- Appointed: August 30, 1980
- Term ended: June 18, 1987
- Predecessor: John Edward Cohill
- Successor: Michael Marai
- Other posts: President of Bishops’ Conference of Papua New Guinea and Solomon Islands (1983 – 1984)

Orders
- Ordination: June 4th, 1961
- Consecration: October 25, 1978 by John Edward Cohill, Adolph Alexander Noser, and Herman To Paivu

Personal details
- Born: February 14, 1932 Eunice, Louisiana
- Died: June 8, 1987 (aged 55) Goroka, Papua New Guinea

= Raymond Caesar =

American Roman Catholic bishop in Papua New Guinea

Raymond Rodly Caesar, SVD (14 February 1932 – 18 June 1987) was an American prelate of the Catholic Church who served as Bishop of Goroka in Papua New Guinea from 1980 until his death in 1987. He was the first African American to serve as a Catholic bishop outside of the United States.

== Biography ==
Born in Eunice, Louisiana, to Celina Comeaux and Prosper Caesar, Caesar was ordained to the priesthood for the Society of the Divine Word in 1961, during a period when African-American priests were still few and far-between.

He had graduated from St. Augustine Seminary in Bay St.

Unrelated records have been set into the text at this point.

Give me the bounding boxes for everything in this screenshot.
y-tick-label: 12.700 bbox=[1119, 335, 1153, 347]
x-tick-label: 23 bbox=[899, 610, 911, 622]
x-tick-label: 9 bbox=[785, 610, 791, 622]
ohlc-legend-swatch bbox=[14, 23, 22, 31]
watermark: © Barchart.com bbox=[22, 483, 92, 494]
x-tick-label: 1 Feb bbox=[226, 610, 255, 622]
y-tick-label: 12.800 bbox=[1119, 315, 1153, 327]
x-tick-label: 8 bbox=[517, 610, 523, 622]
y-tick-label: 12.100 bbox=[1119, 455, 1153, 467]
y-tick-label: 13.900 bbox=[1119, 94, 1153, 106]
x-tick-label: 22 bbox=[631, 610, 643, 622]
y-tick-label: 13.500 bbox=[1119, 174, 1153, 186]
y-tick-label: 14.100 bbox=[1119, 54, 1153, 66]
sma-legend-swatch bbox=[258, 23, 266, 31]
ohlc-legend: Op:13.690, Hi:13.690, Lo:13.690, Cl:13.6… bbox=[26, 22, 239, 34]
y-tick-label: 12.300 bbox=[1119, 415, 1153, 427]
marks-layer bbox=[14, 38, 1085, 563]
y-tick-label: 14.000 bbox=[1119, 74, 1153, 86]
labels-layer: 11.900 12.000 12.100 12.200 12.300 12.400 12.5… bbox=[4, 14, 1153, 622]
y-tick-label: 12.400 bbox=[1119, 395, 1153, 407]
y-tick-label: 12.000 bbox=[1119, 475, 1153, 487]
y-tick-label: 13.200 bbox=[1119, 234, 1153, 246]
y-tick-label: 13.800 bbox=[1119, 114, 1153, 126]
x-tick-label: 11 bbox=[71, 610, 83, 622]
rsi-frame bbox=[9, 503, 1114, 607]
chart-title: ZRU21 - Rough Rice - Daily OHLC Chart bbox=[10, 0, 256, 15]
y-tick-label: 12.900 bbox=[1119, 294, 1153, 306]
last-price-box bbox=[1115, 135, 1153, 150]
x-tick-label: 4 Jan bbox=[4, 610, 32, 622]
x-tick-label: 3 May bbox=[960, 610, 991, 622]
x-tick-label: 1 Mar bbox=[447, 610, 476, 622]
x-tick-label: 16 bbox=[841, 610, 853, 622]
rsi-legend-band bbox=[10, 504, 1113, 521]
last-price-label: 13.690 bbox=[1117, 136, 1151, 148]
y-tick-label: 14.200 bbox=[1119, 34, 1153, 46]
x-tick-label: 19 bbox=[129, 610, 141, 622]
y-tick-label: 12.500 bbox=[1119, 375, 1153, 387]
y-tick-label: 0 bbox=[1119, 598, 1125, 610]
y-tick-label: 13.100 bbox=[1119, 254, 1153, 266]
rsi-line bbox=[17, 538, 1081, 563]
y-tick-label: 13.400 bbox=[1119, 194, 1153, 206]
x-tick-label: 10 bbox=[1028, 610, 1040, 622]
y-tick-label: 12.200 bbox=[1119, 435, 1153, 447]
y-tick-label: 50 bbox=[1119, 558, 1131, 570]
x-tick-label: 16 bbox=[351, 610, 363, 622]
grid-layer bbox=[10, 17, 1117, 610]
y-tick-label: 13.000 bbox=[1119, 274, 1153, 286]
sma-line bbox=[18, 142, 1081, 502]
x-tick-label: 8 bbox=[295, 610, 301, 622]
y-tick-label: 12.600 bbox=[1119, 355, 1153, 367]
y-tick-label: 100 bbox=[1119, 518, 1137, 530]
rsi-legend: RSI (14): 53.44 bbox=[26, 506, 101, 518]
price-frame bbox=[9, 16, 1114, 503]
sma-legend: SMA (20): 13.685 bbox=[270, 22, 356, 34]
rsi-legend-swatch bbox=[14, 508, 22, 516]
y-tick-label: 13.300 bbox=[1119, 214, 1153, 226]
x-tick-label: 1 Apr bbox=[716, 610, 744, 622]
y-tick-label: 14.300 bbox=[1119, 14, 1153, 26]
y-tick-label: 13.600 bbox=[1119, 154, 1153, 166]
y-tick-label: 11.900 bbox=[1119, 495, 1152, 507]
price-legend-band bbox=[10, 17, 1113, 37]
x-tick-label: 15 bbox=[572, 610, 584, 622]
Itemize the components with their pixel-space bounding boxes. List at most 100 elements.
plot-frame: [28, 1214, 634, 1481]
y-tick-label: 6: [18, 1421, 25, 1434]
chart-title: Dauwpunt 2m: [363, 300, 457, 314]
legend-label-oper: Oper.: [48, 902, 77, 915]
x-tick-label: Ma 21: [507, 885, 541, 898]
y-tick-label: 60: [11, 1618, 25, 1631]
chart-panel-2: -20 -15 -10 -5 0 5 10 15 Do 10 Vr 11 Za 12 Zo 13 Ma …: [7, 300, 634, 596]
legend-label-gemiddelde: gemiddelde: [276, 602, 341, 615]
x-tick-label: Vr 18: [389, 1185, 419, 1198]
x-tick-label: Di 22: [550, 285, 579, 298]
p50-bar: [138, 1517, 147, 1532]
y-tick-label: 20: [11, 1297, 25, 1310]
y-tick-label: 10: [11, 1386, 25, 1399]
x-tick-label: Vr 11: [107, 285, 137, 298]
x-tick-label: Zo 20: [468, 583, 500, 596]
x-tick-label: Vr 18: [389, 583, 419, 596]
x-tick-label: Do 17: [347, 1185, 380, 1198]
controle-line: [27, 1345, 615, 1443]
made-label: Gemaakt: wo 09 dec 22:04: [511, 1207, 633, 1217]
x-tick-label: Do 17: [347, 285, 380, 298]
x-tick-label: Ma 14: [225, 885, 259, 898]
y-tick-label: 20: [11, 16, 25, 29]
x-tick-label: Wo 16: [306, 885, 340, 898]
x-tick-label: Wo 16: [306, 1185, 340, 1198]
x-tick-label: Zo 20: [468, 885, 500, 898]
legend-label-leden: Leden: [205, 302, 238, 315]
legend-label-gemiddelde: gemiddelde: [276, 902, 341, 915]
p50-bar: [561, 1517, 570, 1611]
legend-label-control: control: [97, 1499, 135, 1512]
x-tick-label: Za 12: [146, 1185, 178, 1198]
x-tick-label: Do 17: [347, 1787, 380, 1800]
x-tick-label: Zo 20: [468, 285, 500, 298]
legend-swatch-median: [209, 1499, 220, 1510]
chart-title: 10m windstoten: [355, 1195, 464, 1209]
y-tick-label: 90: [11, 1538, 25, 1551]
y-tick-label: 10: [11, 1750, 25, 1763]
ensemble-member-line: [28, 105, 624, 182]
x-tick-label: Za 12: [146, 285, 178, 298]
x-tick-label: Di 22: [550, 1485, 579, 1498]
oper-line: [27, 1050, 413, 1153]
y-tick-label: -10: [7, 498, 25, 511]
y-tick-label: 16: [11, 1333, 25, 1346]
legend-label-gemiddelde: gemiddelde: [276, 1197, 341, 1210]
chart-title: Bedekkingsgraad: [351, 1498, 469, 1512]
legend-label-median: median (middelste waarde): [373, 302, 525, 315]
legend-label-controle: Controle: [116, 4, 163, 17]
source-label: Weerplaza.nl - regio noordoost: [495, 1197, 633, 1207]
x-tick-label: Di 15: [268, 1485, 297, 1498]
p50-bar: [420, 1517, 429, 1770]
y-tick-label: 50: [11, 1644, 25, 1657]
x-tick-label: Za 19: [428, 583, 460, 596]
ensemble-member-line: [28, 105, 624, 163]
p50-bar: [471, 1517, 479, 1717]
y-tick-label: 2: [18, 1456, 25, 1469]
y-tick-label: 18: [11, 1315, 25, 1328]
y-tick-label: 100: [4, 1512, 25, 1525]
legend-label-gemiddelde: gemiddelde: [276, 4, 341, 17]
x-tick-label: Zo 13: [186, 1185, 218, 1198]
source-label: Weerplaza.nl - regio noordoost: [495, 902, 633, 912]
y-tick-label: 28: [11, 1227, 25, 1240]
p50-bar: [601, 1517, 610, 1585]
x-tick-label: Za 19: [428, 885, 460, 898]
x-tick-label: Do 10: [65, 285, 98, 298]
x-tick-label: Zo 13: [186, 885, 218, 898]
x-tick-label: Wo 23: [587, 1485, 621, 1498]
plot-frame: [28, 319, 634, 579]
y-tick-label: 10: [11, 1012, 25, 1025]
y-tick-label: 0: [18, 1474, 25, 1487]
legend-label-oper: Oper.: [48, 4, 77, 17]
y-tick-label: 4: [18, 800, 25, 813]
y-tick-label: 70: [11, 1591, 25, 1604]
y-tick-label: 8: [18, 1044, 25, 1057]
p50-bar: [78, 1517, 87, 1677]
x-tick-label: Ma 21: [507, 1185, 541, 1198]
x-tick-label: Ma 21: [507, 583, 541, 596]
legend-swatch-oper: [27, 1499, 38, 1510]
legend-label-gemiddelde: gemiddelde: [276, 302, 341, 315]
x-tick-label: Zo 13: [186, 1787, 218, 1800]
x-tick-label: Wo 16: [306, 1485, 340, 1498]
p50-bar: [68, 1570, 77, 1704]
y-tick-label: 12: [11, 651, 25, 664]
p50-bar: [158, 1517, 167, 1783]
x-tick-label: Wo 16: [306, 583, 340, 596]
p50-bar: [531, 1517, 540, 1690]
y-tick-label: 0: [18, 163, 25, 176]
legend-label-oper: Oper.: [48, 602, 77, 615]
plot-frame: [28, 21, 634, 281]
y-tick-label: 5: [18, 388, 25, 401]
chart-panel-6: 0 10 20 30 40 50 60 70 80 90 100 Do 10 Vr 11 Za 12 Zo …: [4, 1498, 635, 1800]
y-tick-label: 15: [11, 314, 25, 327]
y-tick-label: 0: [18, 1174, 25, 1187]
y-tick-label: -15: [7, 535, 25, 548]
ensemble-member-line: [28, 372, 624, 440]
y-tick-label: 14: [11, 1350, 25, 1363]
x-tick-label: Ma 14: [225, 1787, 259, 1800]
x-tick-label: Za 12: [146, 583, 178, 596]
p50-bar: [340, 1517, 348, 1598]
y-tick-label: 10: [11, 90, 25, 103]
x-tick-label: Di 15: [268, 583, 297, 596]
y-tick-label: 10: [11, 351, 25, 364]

Louis, Mississippi, the only seminary in the United States created to educate African Americans specifically. The White Supremacist climate of the United States at the time dictated, for most Catholic ordinaries, that Black priests could not enter their seminaries or serve in their dioceses—which meant that the first prospective Black priests from the US were sent to study abroad. Most of these priests were also sent to serve abroad after ordination.

Caesar was one such priest, who after his ordination in 1961 would go on to become a Monsignor as well as a bishop outside of the US (in Papua New Guinea), as the SVD order served diocese across the globe. Caesar was the first African-American Catholic bishop abroad.

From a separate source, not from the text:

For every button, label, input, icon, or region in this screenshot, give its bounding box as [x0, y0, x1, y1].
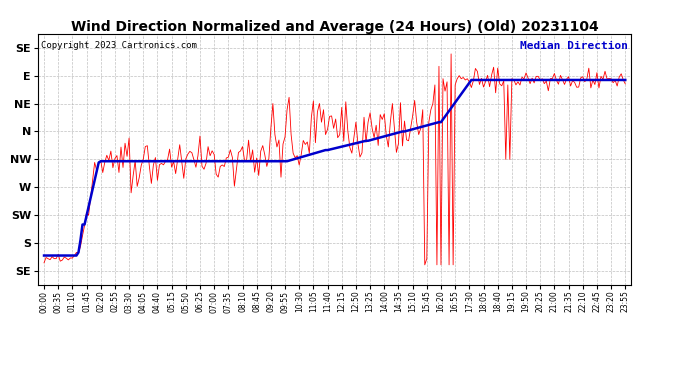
Title: Wind Direction Normalized and Average (24 Hours) (Old) 20231104: Wind Direction Normalized and Average (2…: [71, 20, 598, 34]
Text: Copyright 2023 Cartronics.com: Copyright 2023 Cartronics.com: [41, 41, 197, 50]
Text: Median Direction: Median Direction: [520, 41, 629, 51]
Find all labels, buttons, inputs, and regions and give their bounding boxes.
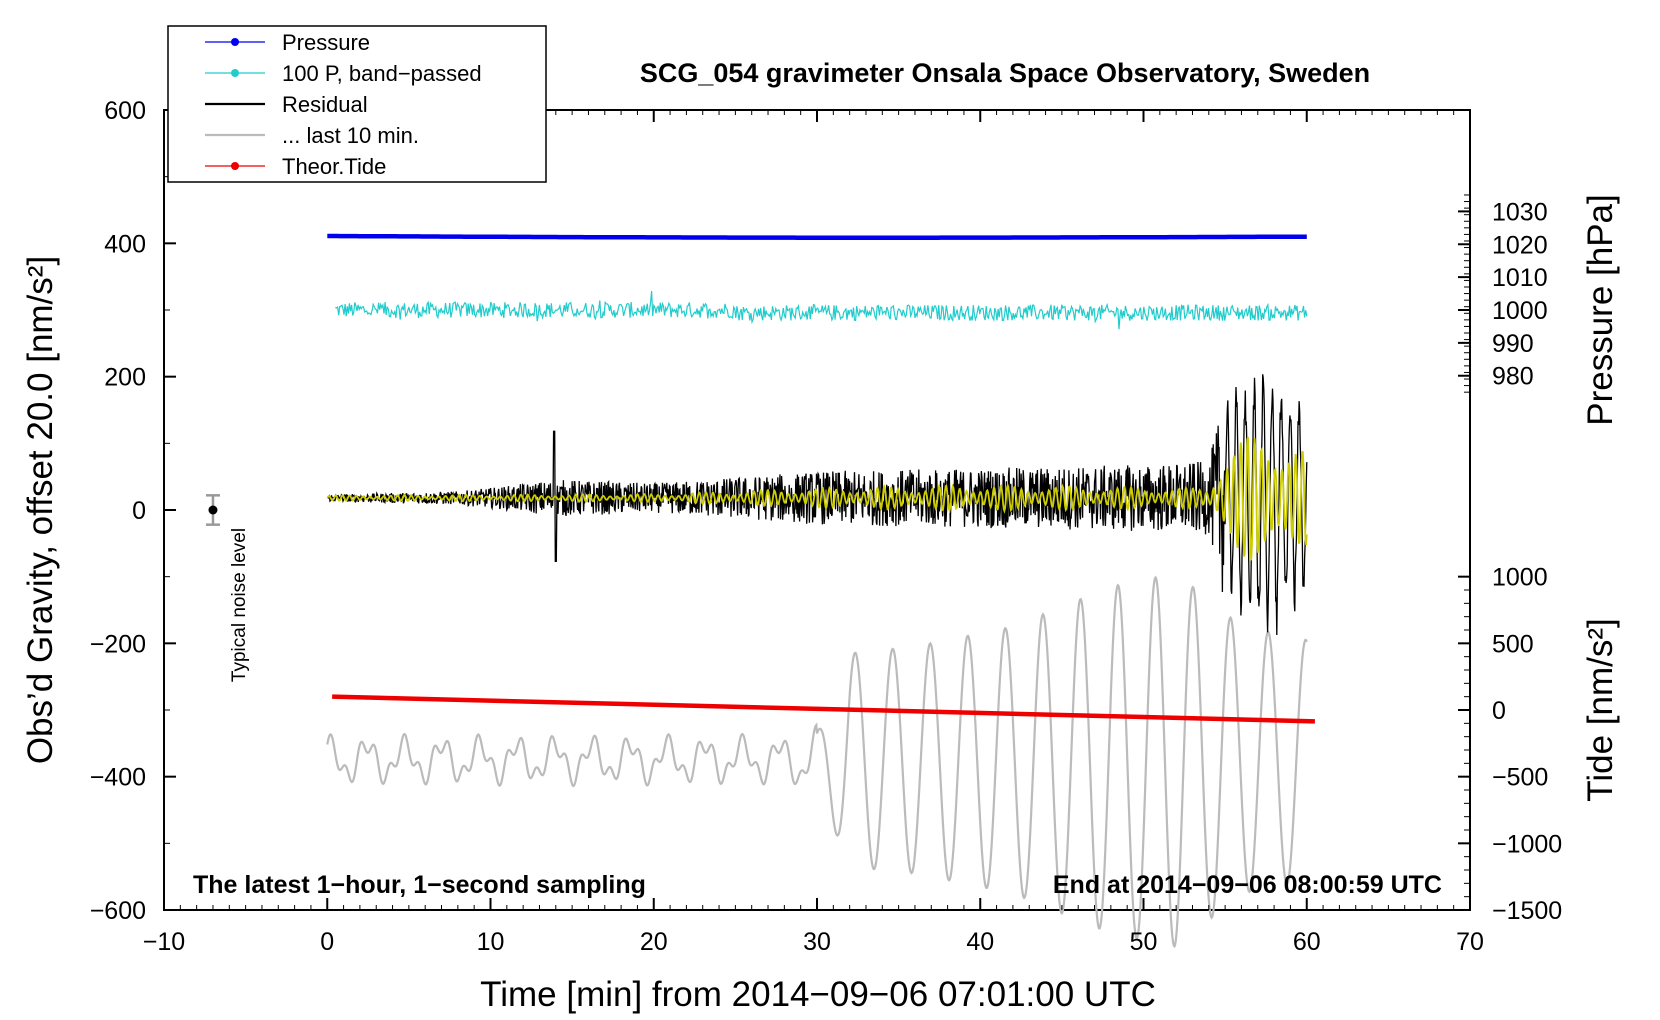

He was appointed as coadjutor bishop of the Diocese of Goroka in 1978, and would become the ordinary only two years later, making him the second-ever African-American ordinary anywhere in the world (after Joseph Lawson Howze in 1977). He served as president of the local bishops' conference from 1983-1984.

He died in 1987 while still in office.

== Personal life ==
Caesar's cousin, Fr Roger Caesar, SSJ, was a Josephite priest in the United States.